Most music is modal, not tonal. In that sense, medieval modes and modern modes have that much in common, but nothing else. Modern modal music is inevitably coloured by our cultural tonal background. It may be a reaction against it, but cannot escape its influence.
Last edited by jonriley64 at Oct 17, 2017,
#54
Captaincranky
"Sympathy for the Devil" is generally using the D major chords as a double plagal cadence thing, which is a common rock idiom, and the D# features strongly throughout the entire song, not just in the bridge.
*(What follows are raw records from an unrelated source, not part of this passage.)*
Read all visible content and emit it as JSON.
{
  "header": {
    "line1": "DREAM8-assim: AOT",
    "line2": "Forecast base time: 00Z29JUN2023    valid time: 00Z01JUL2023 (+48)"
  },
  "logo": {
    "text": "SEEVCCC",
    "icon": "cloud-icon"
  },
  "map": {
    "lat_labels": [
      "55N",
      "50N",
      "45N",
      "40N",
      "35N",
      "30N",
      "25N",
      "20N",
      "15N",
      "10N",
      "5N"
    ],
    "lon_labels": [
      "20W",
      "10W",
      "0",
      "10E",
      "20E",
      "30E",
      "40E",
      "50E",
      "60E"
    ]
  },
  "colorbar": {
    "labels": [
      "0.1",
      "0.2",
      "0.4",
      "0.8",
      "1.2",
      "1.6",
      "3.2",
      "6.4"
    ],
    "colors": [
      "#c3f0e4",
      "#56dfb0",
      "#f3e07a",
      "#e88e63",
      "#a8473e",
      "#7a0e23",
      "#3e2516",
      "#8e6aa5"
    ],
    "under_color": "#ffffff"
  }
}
It's functional harmony, ergo E major

PlusPaul
Palestrina was a master at counterpoint long before Bach and counterpoint's formalization in the form of Fux's Gradus ad parnassum. The basis of cadential push and pull existed before tonality was formalized in Rameau's A Treatise on Harmony, but that doesn't mean that the vertical (chord-based) approach to harmony was the goal, only the result of good contrapuntal (horizontal) practices.

Besides Palestrina, a lot of counterpoint-centric composers existed: de Lassus, Allegri, Wilbye, etc.

There is a pointed difference between the two modal approaches, and that is, as Jon says, centered around the prominence of chords. Saying that they are one in the same is too much reduction. Also, extrapolating present idioms into the past can lead to extremely inaccurate conclusions. The past informs the present, not the other way around.